Clark, who is co-chairing a review of the World Health Organisation's Covid-19 response, said the Covid-positive port worker announced today was a reminder of how highly infectious the disease is.
"But the key thing is to stamp on it. That's really quite comforting."
She said she had messaged Ardern to congratulate her on the "fantastic result", but added that Labour winning a parliamentary majority was "not that surprising" in the Covid-19 context.
"MMP is almost designed so that you never get an absolute majority, but these are extraordinary times.
"The important thing is Jacinda has struck a tone of wanting to carry on being inclusive, and that's the way you build long-term relationships for when the results aren't quite so overwhelming."
For that reason, Clark encouraged Ardern to have a governing arrangement with the Greens - which Ardern has not ruled out.
"It was a very safe campaign and the reality is that elections in New Zealand are won in the centre. This election has seen a lot of normally National supporters give their party vote to Labour.
"I think she'll want to continue to govern in a way that's inclusive of quite a broad spectrum, and with respect to where the economy can go from here, [she] definitely would want to include the voices of those in the business community about how to rebuild.
She said the Greens should be careful about seeking a coalition arrangement with Labour, echoing a similar sentiment from Sir Michael Cullen.
"Minor parties tend to get squeezed in coalitions because the major party tends to get the credit for everything.

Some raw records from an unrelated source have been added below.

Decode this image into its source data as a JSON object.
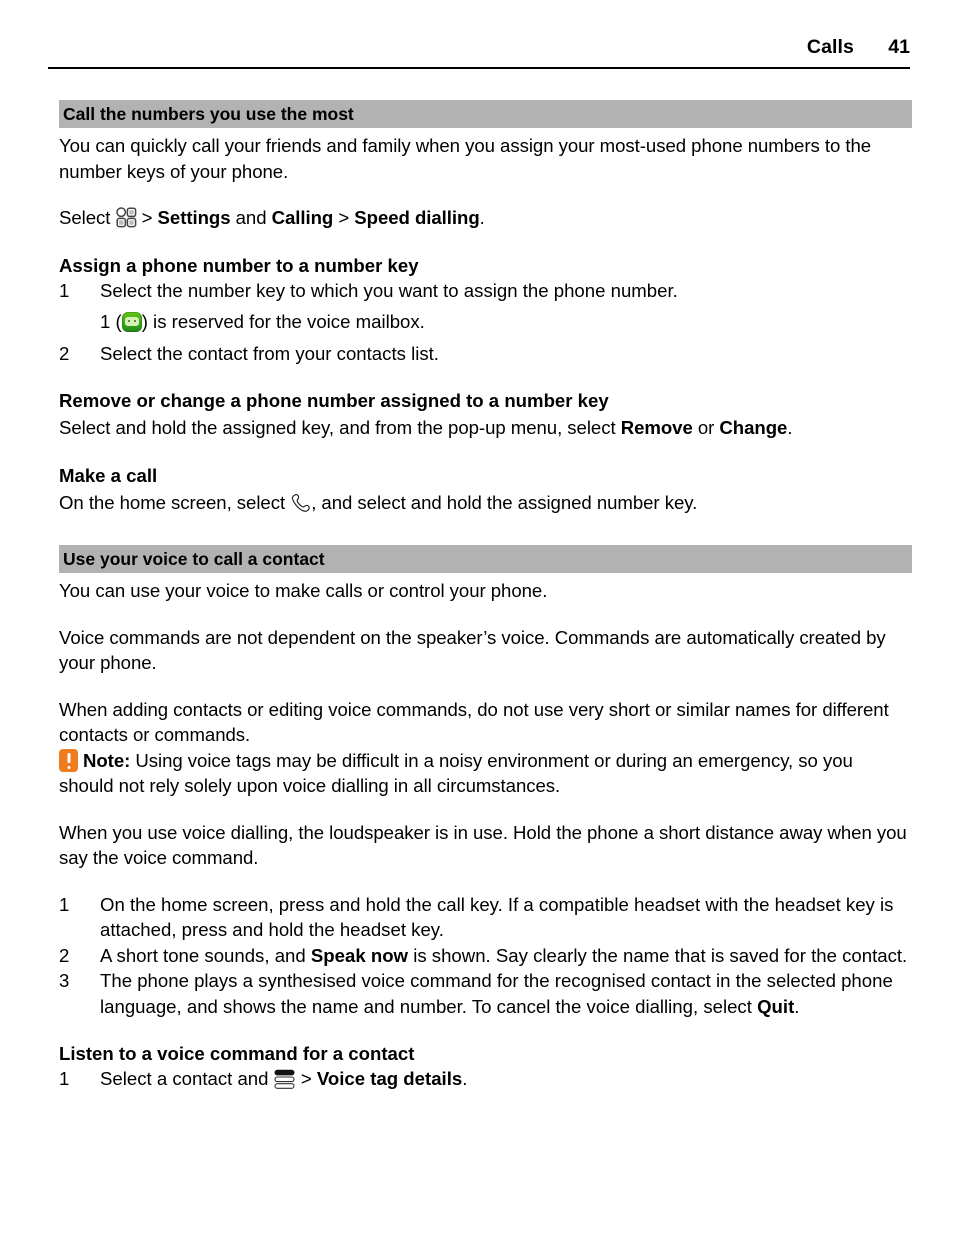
{
  "header": {
    "chapter": "Calls",
    "page_number": "41"
  },
  "sections": [
    {
      "band_title": "Call the numbers you use the most",
      "intro": "You can quickly call your friends and family when you assign your most-used phone numbers to the number keys of your phone.",
      "select_line": {
        "lead": "Select ",
        "icon": "grid-menu-icon",
        "sep1": " > ",
        "bold1": "Settings",
        "mid": " and ",
        "bold2": "Calling",
        "sep2": " > ",
        "bold3": "Speed dialling",
        "period": "."
      },
      "sub1": {
        "heading": "Assign a phone number to a number key",
        "step1": "Select the number key to which you want to assign the phone number.",
        "step1_num": "1",
        "substep_pre": "1 (",
        "substep_icon": "voicemail-icon",
        "substep_post": ") is reserved for the voice mailbox.",
        "step2_num": "2",
        "step2": "Select the contact from your contacts list."
      },
      "sub2": {
        "heading": "Remove or change a phone number assigned to a number key",
        "text_pre": "Select and hold the assigned key, and from the pop-up menu, select ",
        "bold1": "Remove",
        "text_mid": " or ",
        "bold2": "Change",
        "text_post": "."
      },
      "sub3": {
        "heading": "Make a call",
        "text_pre": "On the home screen, select ",
        "icon": "phone-handset-icon",
        "text_post": ", and select and hold the assigned number key."
      }
    },
    {
      "band_title": "Use your voice to call a contact",
      "para1": "You can use your voice to make calls or control your phone.",
      "para2": "Voice commands are not dependent on the speaker’s voice. Commands are automatically created by your phone.",
      "para3": "When adding contacts or editing voice commands, do not use very short or similar names for different contacts or commands.",
      "note": {
        "icon": "note-warning-icon",
        "label": "Note:",
        "text": " Using voice tags may be difficult in a noisy environment or during an emergency, so you should not rely solely upon voice dialling in all circumstances."
      },
      "para4": "When you use voice dialling, the loudspeaker is in use. Hold the phone a short distance away when you say the voice command.",
      "steps": [
        {
          "num": "1",
          "text": "On the home screen, press and hold the call key. If a compatible headset with the headset key is attached, press and hold the headset key."
        },
        {
          "num": "2",
          "pre": "A short tone sounds, and ",
          "bold": "Speak now",
          "post": " is shown. Say clearly the name that is saved for the contact."
        },
        {
          "num": "3",
          "pre": "The phone plays a synthesised voice command for the recognised contact in the selected phone language, and shows the name and number. To cancel the voice dialling, select ",
          "bold": "Quit",
          "post": "."
        }
      ],
      "sub1": {
        "heading": "Listen to a voice command for a contact",
        "step_num": "1",
        "text_pre": "Select a contact and ",
        "icon": "options-list-icon",
        "sep": " > ",
        "bold": "Voice tag details",
        "text_post": "."
      }
    }
  ],
  "colors": {
    "band_gray": "#b2b2b2",
    "note_orange": "#ef7d1e",
    "voicemail_green": "#4fb317",
    "text": "#000000"
  }
}
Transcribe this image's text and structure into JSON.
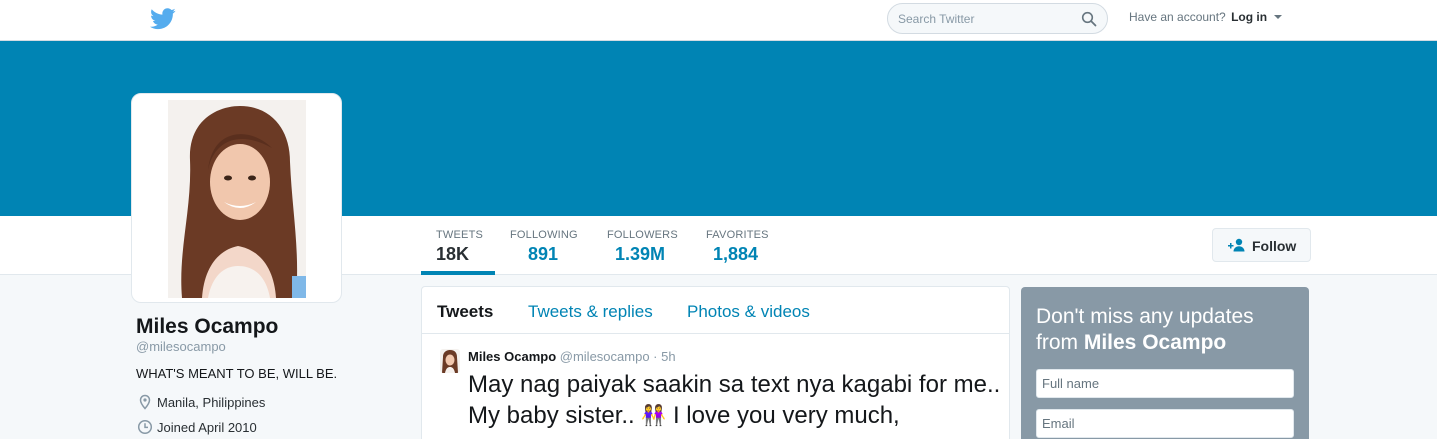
{
  "colors": {
    "banner": "#0084b4",
    "link": "#0084b4"
  },
  "topbar": {
    "logo_icon": "twitter-bird-icon",
    "search_placeholder": "Search Twitter",
    "have_account": "Have an account?",
    "login_label": "Log in"
  },
  "profile": {
    "name": "Miles Ocampo",
    "handle": "@milesocampo",
    "bio": "WHAT'S MEANT TO BE, WILL BE.",
    "location": "Manila, Philippines",
    "joined": "Joined April 2010"
  },
  "stats": [
    {
      "label": "TWEETS",
      "value": "18K"
    },
    {
      "label": "FOLLOWING",
      "value": "891"
    },
    {
      "label": "FOLLOWERS",
      "value": "1.39M"
    },
    {
      "label": "FAVORITES",
      "value": "1,884"
    }
  ],
  "follow_label": "Follow",
  "tabs": [
    "Tweets",
    "Tweets & replies",
    "Photos & videos"
  ],
  "tweet": {
    "name": "Miles Ocampo",
    "handle": "@milesocampo",
    "dot": "·",
    "time": "5h",
    "text_part1": "May nag paiyak saakin sa text nya kagabi for me.. My baby sister.. ",
    "emoji": "👭",
    "text_part2": " I love you very much,"
  },
  "signup": {
    "heading_line1": "Don't miss any updates",
    "heading_from": "from ",
    "heading_name": "Miles Ocampo",
    "fullname_placeholder": "Full name",
    "email_placeholder": "Email"
  }
}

"I think the Greens have played their hands quite well and ministers outside the Cabinet, and they might want to reflect on whether that is the best strategy for them going forward. It enables them to keep a distance while also having influence."
Clark said NZ First leader Winston Peters had had "a long run".
"We've seen Winston come and go and come and go before. A lot hangs on what he wants now. Does he decide the fishing up north is good?
"For the record, it's important to say that Jacinda would not have had a chance to be PM had Winston not decided to support that. There will always be appreciation from the Labour Party for that."